A countervailing duty investigation, like an antidumping duty investigation, is an administrative investigation by a government agency; it is not an adversarial proceeding as is a court action. See NEC Corp. v. United States , 151 F.3d 1361, 1367 (Fed. Cir. 1998) (noting the "investigatory (versus adjudicatory) nature of the antidumping investigation"). Commerce collects information from a number of sources, including the petitioner, respondents, and governments, and bases its determinations on the record before it. Commerce should not be permitted to ignore its own record on the basis that a party "mentioned ... only in passing" what the record loudly proclaims. Maj. Op. 1255-56.

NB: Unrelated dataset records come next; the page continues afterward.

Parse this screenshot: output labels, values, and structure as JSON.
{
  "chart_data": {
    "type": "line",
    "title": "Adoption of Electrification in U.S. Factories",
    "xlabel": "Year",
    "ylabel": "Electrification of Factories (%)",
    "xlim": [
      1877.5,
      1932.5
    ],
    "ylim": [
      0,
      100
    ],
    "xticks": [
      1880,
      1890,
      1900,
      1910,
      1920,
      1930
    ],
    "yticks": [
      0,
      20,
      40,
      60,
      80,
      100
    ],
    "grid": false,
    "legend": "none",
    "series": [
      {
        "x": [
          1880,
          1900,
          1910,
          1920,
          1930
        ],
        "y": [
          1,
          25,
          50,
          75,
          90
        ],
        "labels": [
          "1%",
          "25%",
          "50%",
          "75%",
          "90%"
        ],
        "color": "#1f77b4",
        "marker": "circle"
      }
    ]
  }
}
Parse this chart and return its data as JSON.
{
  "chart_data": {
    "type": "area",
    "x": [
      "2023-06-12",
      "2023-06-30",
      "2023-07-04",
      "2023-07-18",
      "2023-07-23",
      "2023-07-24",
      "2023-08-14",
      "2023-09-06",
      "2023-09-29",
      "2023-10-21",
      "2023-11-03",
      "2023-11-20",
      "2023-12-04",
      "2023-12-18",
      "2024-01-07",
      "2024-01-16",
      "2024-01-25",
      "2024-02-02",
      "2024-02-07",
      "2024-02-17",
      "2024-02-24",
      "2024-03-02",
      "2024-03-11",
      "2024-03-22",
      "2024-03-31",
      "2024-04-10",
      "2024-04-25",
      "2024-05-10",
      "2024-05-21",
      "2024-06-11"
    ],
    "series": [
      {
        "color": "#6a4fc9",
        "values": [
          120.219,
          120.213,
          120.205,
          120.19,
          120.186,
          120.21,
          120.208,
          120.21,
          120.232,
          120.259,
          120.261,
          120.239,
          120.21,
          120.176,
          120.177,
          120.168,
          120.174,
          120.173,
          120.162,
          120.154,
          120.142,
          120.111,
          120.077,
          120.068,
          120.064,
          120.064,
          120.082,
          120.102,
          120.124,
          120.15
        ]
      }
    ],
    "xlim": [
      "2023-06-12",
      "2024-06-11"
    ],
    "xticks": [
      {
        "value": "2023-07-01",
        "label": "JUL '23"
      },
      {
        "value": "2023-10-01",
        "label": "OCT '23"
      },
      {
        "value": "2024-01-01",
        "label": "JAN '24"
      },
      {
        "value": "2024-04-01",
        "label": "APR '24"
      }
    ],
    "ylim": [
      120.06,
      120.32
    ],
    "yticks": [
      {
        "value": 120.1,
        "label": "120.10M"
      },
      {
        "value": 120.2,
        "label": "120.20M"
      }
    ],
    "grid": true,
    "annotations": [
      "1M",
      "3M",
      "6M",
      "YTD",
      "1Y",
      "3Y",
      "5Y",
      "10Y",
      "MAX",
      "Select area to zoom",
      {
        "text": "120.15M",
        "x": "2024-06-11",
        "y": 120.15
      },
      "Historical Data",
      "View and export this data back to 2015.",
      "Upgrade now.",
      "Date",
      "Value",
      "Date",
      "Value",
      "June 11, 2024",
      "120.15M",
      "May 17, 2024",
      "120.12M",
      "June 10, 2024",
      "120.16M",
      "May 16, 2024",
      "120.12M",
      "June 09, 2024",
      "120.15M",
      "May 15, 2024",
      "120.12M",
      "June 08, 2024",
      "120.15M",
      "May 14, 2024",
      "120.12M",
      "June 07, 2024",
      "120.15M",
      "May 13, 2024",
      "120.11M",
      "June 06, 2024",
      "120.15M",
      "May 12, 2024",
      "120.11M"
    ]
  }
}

Indeed, 19 U.S.C. § 1671(a) provides that Commerce "shall" impose a countervailing duty if it determines that "any public entity" in a country is providing a subsidy. Allowing Commerce to hide behind the exhaustion doctrine based on a mere formality in this case undermines this statutory purpose of countervailing duty law. See Maj. Op. 1250-51. The Government does not dispute that KPX is a public entity, only whether Nucor referred to it as an "authority." Applying the exhaustion doctrine under these circumstances does not serve its purpose because Commerce "not only has erred but has erred against objection made at the time appropriate under its practice" by making its unreasonable determination that Nucor's arguments regarding KPX were irrelevant. Sandvik Steel Co. v. United States , 164 F.3d 596, 599 (Fed. Cir. 1998). As such, judicial correction is appropriate. For these reasons, I conclude that the Trade Court's application of the exhaustion doctrine was an abuse of discretion. See Itochu Bldg ., 733 F.3d at 1145.
IV.
For the foregoing reasons, I would vacate the judgment of the Trade Court and remand to Commerce for further proceedings.

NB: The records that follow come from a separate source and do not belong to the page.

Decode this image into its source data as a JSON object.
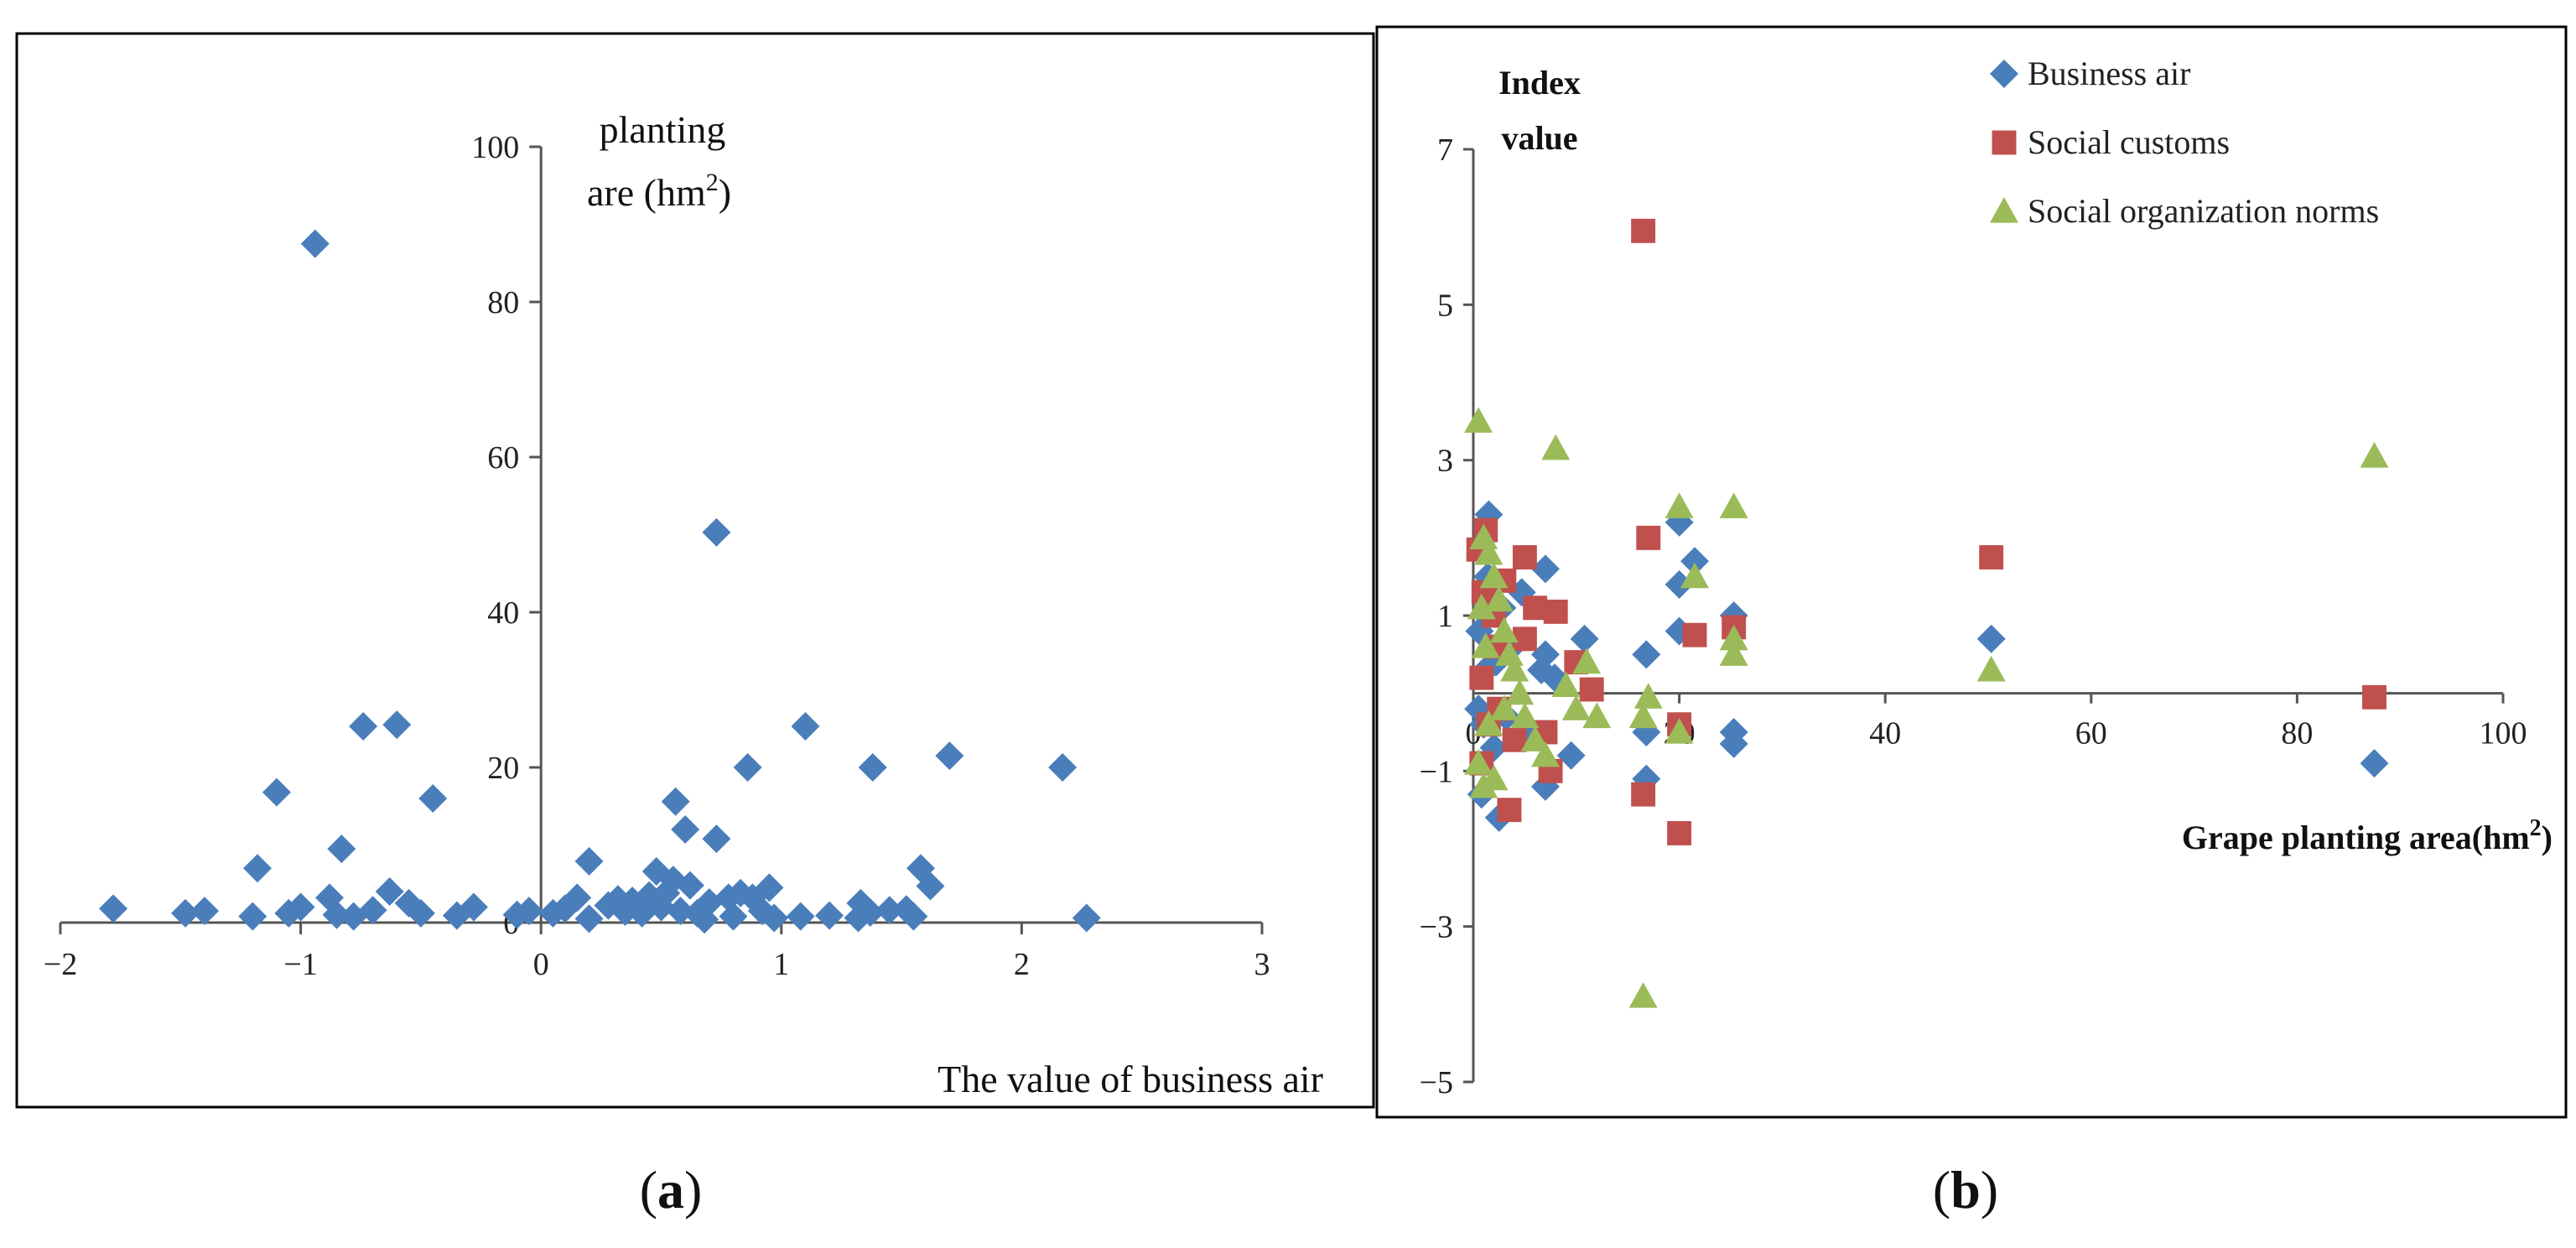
{
  "figure": {
    "panel_a_caption": "(a)",
    "panel_b_caption": "(b)",
    "caption_open": "(",
    "caption_close": ")",
    "caption_a_letter": "a",
    "caption_b_letter": "b"
  },
  "colors": {
    "business_air": "#4a7ebb",
    "social_customs": "#c0504d",
    "social_org_norms": "#9bbb59",
    "axis": "#555555",
    "frame": "#000000"
  },
  "chart_data": [
    {
      "id": "a",
      "type": "scatter",
      "title": "",
      "xlabel": "The value of business air",
      "ylabel_line1": "planting",
      "ylabel_line2": "are  (hm",
      "ylabel_sup": "2",
      "ylabel_close": ")",
      "xlim": [
        -2,
        3
      ],
      "ylim": [
        0,
        100
      ],
      "x_ticks": [
        -2,
        -1,
        0,
        1,
        2,
        3
      ],
      "x_tick_labels": [
        "−2",
        "−1",
        "0",
        "1",
        "2",
        "3"
      ],
      "y_ticks": [
        0,
        20,
        40,
        60,
        80,
        100
      ],
      "y_tick_labels": [
        "0",
        "20",
        "40",
        "60",
        "80",
        "100"
      ],
      "marker": "diamond",
      "series": [
        {
          "name": "Business air",
          "points": [
            [
              -0.94,
              87.5
            ],
            [
              0.73,
              50.3
            ],
            [
              -0.74,
              25.3
            ],
            [
              -0.6,
              25.5
            ],
            [
              1.1,
              25.3
            ],
            [
              1.7,
              21.5
            ],
            [
              2.17,
              20
            ],
            [
              0.86,
              20
            ],
            [
              1.38,
              20
            ],
            [
              -1.1,
              16.8
            ],
            [
              -0.45,
              16
            ],
            [
              0.56,
              15.6
            ],
            [
              0.6,
              12
            ],
            [
              0.73,
              10.8
            ],
            [
              -0.83,
              9.5
            ],
            [
              -1.18,
              7
            ],
            [
              0.2,
              7.9
            ],
            [
              1.58,
              7
            ],
            [
              0.48,
              6.6
            ],
            [
              1.62,
              4.7
            ],
            [
              0.55,
              5.5
            ],
            [
              0.62,
              4.8
            ],
            [
              0.52,
              3.8
            ],
            [
              0.45,
              3.5
            ],
            [
              0.38,
              2.8
            ],
            [
              0.32,
              3
            ],
            [
              0.28,
              2.2
            ],
            [
              0.35,
              1.4
            ],
            [
              0.42,
              1.2
            ],
            [
              0.5,
              2
            ],
            [
              0.58,
              1.5
            ],
            [
              0.65,
              1.2
            ],
            [
              0.7,
              2.6
            ],
            [
              0.78,
              3.2
            ],
            [
              0.83,
              3.8
            ],
            [
              0.88,
              3.2
            ],
            [
              0.95,
              4.5
            ],
            [
              0.92,
              1.5
            ],
            [
              0.97,
              0.6
            ],
            [
              0.8,
              0.8
            ],
            [
              0.68,
              0.4
            ],
            [
              0.15,
              3.2
            ],
            [
              0.1,
              1.8
            ],
            [
              0.05,
              1.2
            ],
            [
              -0.05,
              1.5
            ],
            [
              -0.1,
              1
            ],
            [
              0.2,
              0.5
            ],
            [
              -0.28,
              2
            ],
            [
              -0.35,
              0.9
            ],
            [
              -0.5,
              1.2
            ],
            [
              -0.55,
              2.5
            ],
            [
              -0.63,
              4
            ],
            [
              -0.7,
              1.6
            ],
            [
              -0.78,
              0.8
            ],
            [
              -0.85,
              1
            ],
            [
              -0.88,
              3.2
            ],
            [
              -1.0,
              2
            ],
            [
              -1.05,
              1.2
            ],
            [
              -1.2,
              0.8
            ],
            [
              -1.4,
              1.5
            ],
            [
              -1.48,
              1.2
            ],
            [
              -1.78,
              1.8
            ],
            [
              1.08,
              0.8
            ],
            [
              1.2,
              0.9
            ],
            [
              1.33,
              2.5
            ],
            [
              1.37,
              1.3
            ],
            [
              1.45,
              1.6
            ],
            [
              1.52,
              1.7
            ],
            [
              1.55,
              0.8
            ],
            [
              1.32,
              0.6
            ],
            [
              2.27,
              0.6
            ]
          ]
        }
      ]
    },
    {
      "id": "b",
      "type": "scatter",
      "title": "",
      "xlabel": "Grape planting area(hm",
      "xlabel_sup": "2",
      "xlabel_close": ")",
      "ylabel_line1": "Index",
      "ylabel_line2": "value",
      "xlim": [
        0,
        100
      ],
      "ylim": [
        -5,
        7
      ],
      "x_ticks": [
        0,
        20,
        40,
        60,
        80,
        100
      ],
      "x_tick_labels": [
        "0",
        "20",
        "40",
        "60",
        "80",
        "100"
      ],
      "y_ticks": [
        -5,
        -3,
        -1,
        1,
        3,
        5,
        7
      ],
      "y_tick_labels": [
        "−5",
        "−3",
        "−1",
        "1",
        "3",
        "5",
        "7"
      ],
      "legend_position": "top-right",
      "series": [
        {
          "name": "Business air",
          "marker": "diamond",
          "points": [
            [
              87.5,
              -0.9
            ],
            [
              50.3,
              0.7
            ],
            [
              25.3,
              1.0
            ],
            [
              25.3,
              -0.5
            ],
            [
              25.3,
              -0.65
            ],
            [
              21.5,
              1.7
            ],
            [
              20,
              2.2
            ],
            [
              20,
              1.4
            ],
            [
              20,
              0.8
            ],
            [
              16.8,
              0.5
            ],
            [
              16.8,
              -0.5
            ],
            [
              16.8,
              -1.1
            ],
            [
              10.8,
              0.7
            ],
            [
              9.5,
              -0.8
            ],
            [
              7.9,
              0.2
            ],
            [
              7,
              1.6
            ],
            [
              7,
              0.5
            ],
            [
              7,
              -1.2
            ],
            [
              6.6,
              0.3
            ],
            [
              5.5,
              -0.5
            ],
            [
              4.7,
              1.3
            ],
            [
              3.8,
              0.6
            ],
            [
              3.2,
              -0.3
            ],
            [
              2.8,
              1.1
            ],
            [
              2.5,
              -1.6
            ],
            [
              2.2,
              0.4
            ],
            [
              2,
              -0.7
            ],
            [
              1.5,
              2.3
            ],
            [
              1.4,
              1.5
            ],
            [
              1.2,
              0.3
            ],
            [
              1.0,
              -0.4
            ],
            [
              0.8,
              -1.3
            ],
            [
              0.6,
              0.8
            ],
            [
              0.5,
              -0.2
            ]
          ]
        },
        {
          "name": "Social customs",
          "marker": "square",
          "points": [
            [
              16.5,
              5.95
            ],
            [
              17,
              2.0
            ],
            [
              50.3,
              1.75
            ],
            [
              25.3,
              0.85
            ],
            [
              21.5,
              0.75
            ],
            [
              20,
              -0.4
            ],
            [
              16.5,
              -1.3
            ],
            [
              20,
              -1.8
            ],
            [
              87.5,
              -0.05
            ],
            [
              8,
              1.05
            ],
            [
              10,
              0.4
            ],
            [
              11.5,
              0.05
            ],
            [
              5,
              1.75
            ],
            [
              6,
              1.1
            ],
            [
              5,
              0.7
            ],
            [
              3,
              1.45
            ],
            [
              2,
              1.0
            ],
            [
              1.2,
              2.1
            ],
            [
              0.5,
              1.85
            ],
            [
              0.8,
              0.2
            ],
            [
              2.5,
              -0.2
            ],
            [
              4,
              -0.6
            ],
            [
              3.5,
              -1.5
            ],
            [
              1.5,
              -0.4
            ],
            [
              0.8,
              -0.9
            ],
            [
              7,
              -0.5
            ],
            [
              7.5,
              -1.0
            ],
            [
              1,
              1.3
            ],
            [
              2.2,
              0.6
            ]
          ]
        },
        {
          "name": "Social organization norms",
          "marker": "triangle",
          "points": [
            [
              87.5,
              3.05
            ],
            [
              50.3,
              0.3
            ],
            [
              25.3,
              2.4
            ],
            [
              25.3,
              0.7
            ],
            [
              25.3,
              0.5
            ],
            [
              20,
              2.4
            ],
            [
              21.5,
              1.5
            ],
            [
              20,
              -0.5
            ],
            [
              17,
              -0.05
            ],
            [
              16.5,
              -0.3
            ],
            [
              16.5,
              -3.9
            ],
            [
              8,
              3.15
            ],
            [
              0.5,
              3.5
            ],
            [
              1,
              2.0
            ],
            [
              1.5,
              1.8
            ],
            [
              2,
              1.5
            ],
            [
              2.5,
              1.2
            ],
            [
              3,
              0.8
            ],
            [
              3.5,
              0.5
            ],
            [
              4,
              0.3
            ],
            [
              4.5,
              0.0
            ],
            [
              5,
              -0.3
            ],
            [
              6,
              -0.6
            ],
            [
              7,
              -0.8
            ],
            [
              2,
              -1.1
            ],
            [
              1,
              -1.2
            ],
            [
              0.5,
              -0.9
            ],
            [
              1.5,
              -0.4
            ],
            [
              3,
              -0.2
            ],
            [
              9,
              0.1
            ],
            [
              10,
              -0.2
            ],
            [
              11,
              0.4
            ],
            [
              12,
              -0.3
            ],
            [
              1.2,
              0.6
            ],
            [
              0.8,
              1.1
            ]
          ]
        }
      ]
    }
  ]
}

The SAA is more than mere guidance or explanation. The SAA forms part of the trade agreements package that Congress adopted as law in the passage of the URAA. 19 U.S.C. § 3512(d).

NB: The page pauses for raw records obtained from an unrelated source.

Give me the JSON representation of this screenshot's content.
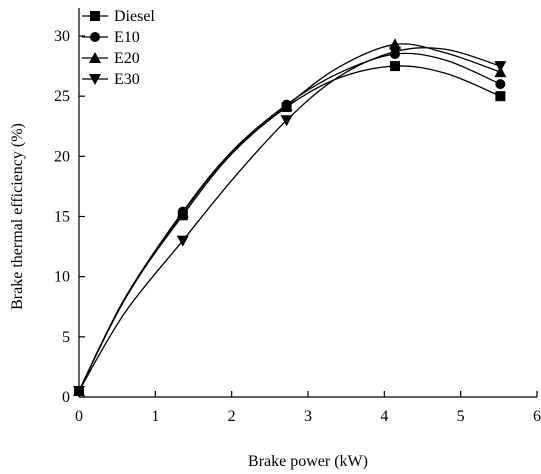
{
  "chart_data": {
    "type": "line",
    "xlabel": "Brake power (kW)",
    "ylabel": "Brake thermal efficiency (%)",
    "xlim": [
      0,
      6
    ],
    "ylim": [
      0,
      30
    ],
    "xticks": [
      "0",
      "1",
      "2",
      "3",
      "4",
      "5",
      "6"
    ],
    "yticks": [
      "0",
      "5",
      "10",
      "15",
      "20",
      "25",
      "30"
    ],
    "grid": false,
    "legend_position": "top-left",
    "series": [
      {
        "name": "Diesel",
        "marker": "square",
        "x": [
          0,
          1.36,
          2.72,
          4.14,
          5.52
        ],
        "y": [
          0.5,
          15.1,
          24.1,
          27.5,
          25.0
        ],
        "curve_x": [
          0,
          0.6,
          1.36,
          2.0,
          2.72,
          3.4,
          4.14,
          4.8,
          5.52
        ],
        "curve_y": [
          0.5,
          8.2,
          15.1,
          20.2,
          24.1,
          26.5,
          27.5,
          26.9,
          25.0
        ]
      },
      {
        "name": "E10",
        "marker": "circle",
        "x": [
          0,
          1.36,
          2.72,
          4.14,
          5.52
        ],
        "y": [
          0.5,
          15.4,
          24.3,
          28.5,
          26.0
        ],
        "curve_x": [
          0,
          0.6,
          1.36,
          2.0,
          2.72,
          3.4,
          4.14,
          4.8,
          5.52
        ],
        "curve_y": [
          0.5,
          8.2,
          15.4,
          20.4,
          24.3,
          26.9,
          28.5,
          28.0,
          26.0
        ]
      },
      {
        "name": "E20",
        "marker": "triangle-up",
        "x": [
          0,
          1.36,
          2.72,
          4.14,
          5.52
        ],
        "y": [
          0.5,
          15.3,
          24.2,
          29.3,
          27.0
        ],
        "curve_x": [
          0,
          0.6,
          1.36,
          2.0,
          2.72,
          3.4,
          4.14,
          4.8,
          5.52
        ],
        "curve_y": [
          0.5,
          8.1,
          15.3,
          20.3,
          24.2,
          27.4,
          29.3,
          28.6,
          27.0
        ]
      },
      {
        "name": "E30",
        "marker": "triangle-down",
        "x": [
          0,
          1.36,
          2.72,
          4.14,
          5.52
        ],
        "y": [
          0.5,
          13.0,
          23.0,
          28.7,
          27.5
        ],
        "curve_x": [
          0,
          0.6,
          1.36,
          2.0,
          2.72,
          3.4,
          4.14,
          4.8,
          5.52
        ],
        "curve_y": [
          0.5,
          7.0,
          13.0,
          18.0,
          23.0,
          26.6,
          28.7,
          28.9,
          27.5
        ]
      }
    ]
  }
}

This is not the first time that Commerce used the preferentiality standard post-URAA. Commerce, the Trade Court, and the majority all rely to some extent on Maverick Tube Corp. v. United States , 273 F. Supp. 3d 1293, 1307 (Ct. Int'l Trade 2017). See Maj Op. 1252. Indeed, Commerce's final determination in this case mirrors the final determination in Maverick Tube . But Maverick Tube is not controlling precedent and was not reviewed by this court. In Maverick Tube , the Trade Court affirmed Commerce's interpretation of the countervailing duty statute, holding that the statute permitted continued reliance on the preferentiality standard. E.g., 273 F. Supp. 3d at 1307 ("Commerce's past experience shows that, in certain situations, preferentiality-like tests may be useful when determining the adequacy of remuneration."). The case was appealed to this court and voluntarily dismissed prior to oral argument. But as this court rules in this case, Commerce's reliance on the preferentiality standard is contrary to the statute. See Maj. Op. 1249.
See also Maverick Tube, 273 F. Supp. 3d at 1302 (reviewing Welded Line Pipe From the Republic of Korea: Final Negative Countervailing Duty Determination , 80 Fed. Reg. 61,365 (Dep't Commerce Oct. 13, 2015) ). Commerce's analysis in Maverick Tube is also nearly verbatim to its analysis in this case. See id. at 1309-10.
"Generators" refers to the generation units themselves, including nuclear generation units, which Nucor argued are the predominant source of electricity for Korean CORE producers. J.A. 9028.